For her, this was a challenge. And with that, Her involvement with making bike-friendly streetscapes led her in a campaign to get the Pro Walk/Pro Bike conference here to Long Beach.

"I'm lucky that the organizers of the conference have allowed me to carve out a place about policy making in the entirety of the biking discussion, and the evolution of biking culture here within our city," Lowenthal explained. Reasonably stated, the only way we are going to have biking as part of our mainstream culture is by including policy makers such as Lowenthal in the discussion.

Equally as important, she is what every policy maker should be: locally oriented. "We don't need to be the first [in everything]," she said, "just as long as we're among the best and it makes sense for Long Beach."

For Lowenthal, the bourgeoning bike culture came two-fold for her.
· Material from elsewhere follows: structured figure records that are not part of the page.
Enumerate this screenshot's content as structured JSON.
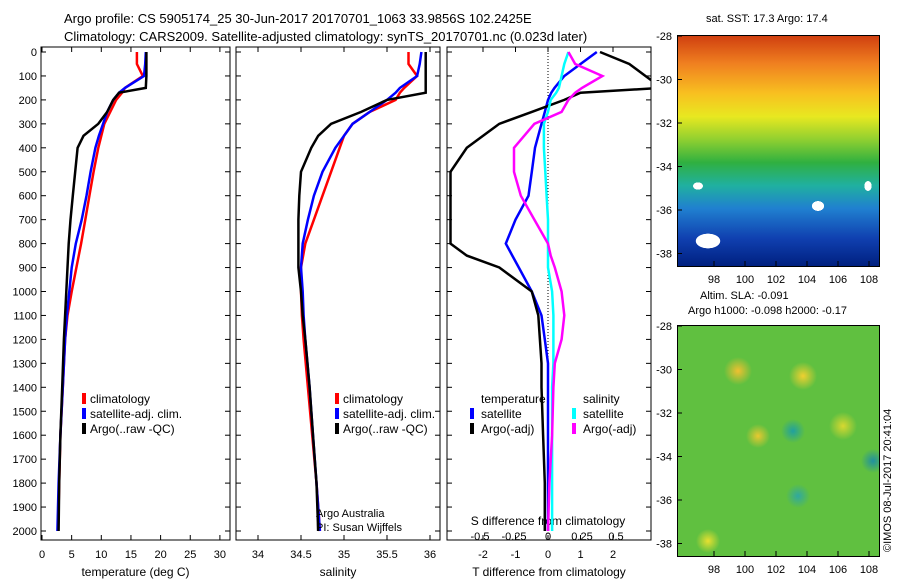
{
  "title": {
    "line1": "Argo profile: CS 5905174_25 30-Jun-2017 20170701_1063 33.9856S 102.2425E",
    "line2": "Climatology: CARS2009. Satellite-adjusted climatology: synTS_20170701.nc (0.023d later)"
  },
  "colors": {
    "climatology": "#ff0000",
    "satellite": "#0000ff",
    "argo": "#000000",
    "sal_satellite": "#00ffff",
    "sal_argo": "#ff00ff"
  },
  "depth_ticks": [
    0,
    100,
    200,
    300,
    400,
    500,
    600,
    700,
    800,
    900,
    1000,
    1100,
    1200,
    1300,
    1400,
    1500,
    1600,
    1700,
    1800,
    1900,
    2000
  ],
  "chart_data": [
    {
      "type": "line",
      "xlabel": "temperature (deg C)",
      "xlim": [
        -2,
        31
      ],
      "ylim": [
        2050,
        0
      ],
      "xticks": [
        0,
        5,
        10,
        15,
        20,
        25,
        30
      ],
      "legend": [
        "climatology",
        "satellite-adj. clim.",
        "Argo(..raw -QC)"
      ],
      "legend_placement": "lower-center",
      "depth": [
        0,
        50,
        100,
        150,
        170,
        200,
        250,
        300,
        350,
        400,
        500,
        600,
        700,
        800,
        900,
        1000,
        1100,
        1200,
        1400,
        1600,
        1800,
        2000
      ],
      "series": [
        {
          "name": "climatology",
          "color": "#ff0000",
          "values": [
            16,
            16,
            17,
            14,
            13.5,
            12.5,
            11.5,
            10.5,
            10,
            9.5,
            8.7,
            8,
            7.3,
            6.6,
            5.8,
            5,
            4.3,
            3.9,
            3.5,
            3.1,
            2.9,
            2.7
          ]
        },
        {
          "name": "satellite-adj. clim.",
          "color": "#0000ff",
          "values": [
            17.5,
            17.4,
            17.2,
            14,
            13,
            12,
            11,
            10.3,
            9.6,
            9,
            8.2,
            7.5,
            6.7,
            5.7,
            5,
            4.6,
            4.2,
            3.9,
            3.5,
            3.1,
            2.8,
            2.6
          ]
        },
        {
          "name": "Argo(..raw -QC)",
          "color": "#000000",
          "values": [
            17.6,
            17.6,
            17.6,
            17.5,
            13,
            12,
            11,
            9.5,
            7,
            6,
            5.6,
            5.2,
            4.8,
            4.5,
            4.3,
            4.1,
            3.9,
            3.7,
            3.4,
            3.1,
            2.9,
            2.8
          ]
        }
      ]
    },
    {
      "type": "line",
      "xlabel": "salinity",
      "xlim": [
        33.75,
        36.1
      ],
      "ylim": [
        2050,
        0
      ],
      "xticks": [
        34,
        34.5,
        35,
        35.5,
        36
      ],
      "legend": [
        "climatology",
        "satellite-adj. clim.",
        "Argo(..raw -QC)"
      ],
      "legend_placement": "lower-center",
      "annotation": [
        "Argo Australia",
        "PI: Susan Wijffels"
      ],
      "depth": [
        0,
        50,
        100,
        150,
        170,
        200,
        250,
        300,
        350,
        400,
        500,
        600,
        700,
        800,
        900,
        1000,
        1100,
        1200,
        1400,
        1600,
        1800,
        2000
      ],
      "series": [
        {
          "name": "climatology",
          "color": "#ff0000",
          "values": [
            35.75,
            35.75,
            35.85,
            35.7,
            35.65,
            35.6,
            35.3,
            35.1,
            35,
            34.95,
            34.85,
            34.75,
            34.65,
            34.55,
            34.5,
            34.5,
            34.51,
            34.53,
            34.58,
            34.63,
            34.68,
            34.72
          ]
        },
        {
          "name": "satellite-adj. clim.",
          "color": "#0000ff",
          "values": [
            35.9,
            35.88,
            35.85,
            35.65,
            35.6,
            35.5,
            35.3,
            35.1,
            35,
            34.9,
            34.75,
            34.65,
            34.58,
            34.52,
            34.5,
            34.52,
            34.53,
            34.55,
            34.6,
            34.64,
            34.68,
            34.72
          ]
        },
        {
          "name": "Argo(..raw -QC)",
          "color": "#000000",
          "values": [
            35.95,
            35.95,
            35.95,
            35.95,
            35.95,
            35.5,
            35.2,
            34.85,
            34.7,
            34.62,
            34.5,
            34.48,
            34.47,
            34.47,
            34.47,
            34.5,
            34.52,
            34.55,
            34.6,
            34.64,
            34.68,
            34.7
          ]
        }
      ]
    },
    {
      "type": "line",
      "xlabel": "T difference from climatology",
      "x2label": "S difference from climatology",
      "xlim": [
        -3.2,
        3.2
      ],
      "ylim": [
        2050,
        0
      ],
      "xticks": [
        -2,
        -1,
        0,
        1,
        2
      ],
      "x2ticks": [
        "-0.5",
        "-0.25",
        "0",
        "0.25",
        "0.5"
      ],
      "legend_temperature": {
        "title": "temperature",
        "items": [
          "satellite",
          "Argo(-adj)"
        ]
      },
      "legend_salinity": {
        "title": "salinity",
        "items": [
          "satellite",
          "Argo(-adj)"
        ]
      },
      "depth": [
        0,
        50,
        100,
        150,
        170,
        200,
        250,
        300,
        400,
        500,
        600,
        700,
        800,
        850,
        900,
        1000,
        1100,
        1200,
        1300,
        1400,
        1600,
        1800,
        2000
      ],
      "series": [
        {
          "name": "T satellite",
          "color": "#0000ff",
          "axis": "T",
          "values": [
            1.5,
            1,
            0.5,
            0.2,
            0.1,
            0,
            -0.1,
            -0.2,
            -0.4,
            -0.5,
            -0.6,
            -1,
            -1.3,
            -1.1,
            -0.9,
            -0.5,
            -0.2,
            -0.1,
            0,
            0,
            0,
            0,
            0
          ]
        },
        {
          "name": "T Argo(-adj)",
          "color": "#000000",
          "axis": "T",
          "values": [
            1.6,
            2.5,
            3,
            3.5,
            1,
            0.5,
            -0.5,
            -1.5,
            -2.5,
            -3,
            -3,
            -3,
            -3,
            -2.5,
            -1.5,
            -0.5,
            -0.3,
            -0.25,
            -0.2,
            -0.2,
            -0.15,
            -0.1,
            -0.1
          ]
        },
        {
          "name": "S satellite",
          "color": "#00ffff",
          "axis": "S",
          "values": [
            0.15,
            0.12,
            0.1,
            0.08,
            0.06,
            0.02,
            0,
            -0.03,
            -0.03,
            -0.02,
            -0.01,
            0,
            0,
            0,
            0,
            0.03,
            0.04,
            0.04,
            0.04,
            0.03,
            0.03,
            0.03,
            0.03
          ]
        },
        {
          "name": "S Argo(-adj)",
          "color": "#ff00ff",
          "axis": "S",
          "values": [
            0.15,
            0.2,
            0.4,
            0.25,
            0.2,
            0.15,
            0.1,
            -0.1,
            -0.25,
            -0.25,
            -0.2,
            -0.1,
            0,
            0.02,
            0.05,
            0.1,
            0.12,
            0.1,
            0.05,
            0.04,
            0.03,
            0.01,
            0
          ]
        }
      ]
    }
  ],
  "maps": {
    "sst": {
      "title": "sat. SST: 17.3 Argo: 17.4",
      "yticks": [
        "-28",
        "-30",
        "-32",
        "-34",
        "-36",
        "-38"
      ],
      "xticks": [
        "98",
        "100",
        "102",
        "104",
        "106",
        "108"
      ]
    },
    "sla": {
      "title1": "Altim. SLA: -0.091",
      "title2": "Argo h1000: -0.098 h2000: -0.17",
      "yticks": [
        "-28",
        "-30",
        "-32",
        "-34",
        "-36",
        "-38"
      ],
      "xticks": [
        "98",
        "100",
        "102",
        "104",
        "106",
        "108"
      ]
    }
  },
  "credit": "©IMOS 08-Jul-2017 20:41:04"
}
While it was always in the back of her mind—"How can you ignore mobility?" she asked—it also had to become more tangible, both strategically and within the participation of its citizens. There is, after all, little use to a bike path if no one is using it and little use of a bike path if its poorly incorporated into the landscape.

In other words, she couldn't have done what she did unless she had bikers biking and people walking.

"I have one shot," she explained. "one shot to include everyone, not just motorists, in the grand scheme that is Long Beach. I feel my job is to provide a backbone, a political backbone. We're not elected because of our expertise in any particular area or charming. People vote for others because they want them to stand up for something, to have a backbone."

This politician-as-rebel ideal is paired with a philosophical approach, which she deems key to the idea of exploring your environment on foot or on pedal and intimately attached to our childhoods. "Playing outdoors, riding your bike to and from school, learning the streets, feeling the earth beneath your feet or feeling it beneath your wheels... There is something about navigating your streetscape or landscape on foot or bike that cannot be replaced by doing so in a car. It's that human connection to the earth beneath you," she explains, feeling that such connection is an essential cog in our development from childhood into adulthood.

Her work is an attempt to engage and enact these perspective. And despite the crowd of naysayers who despise the bike lanes, who despise sidewalks getting expanded sometimes at the cost of losing a parking space, for Lowenthal, she feels she has to stand up against that.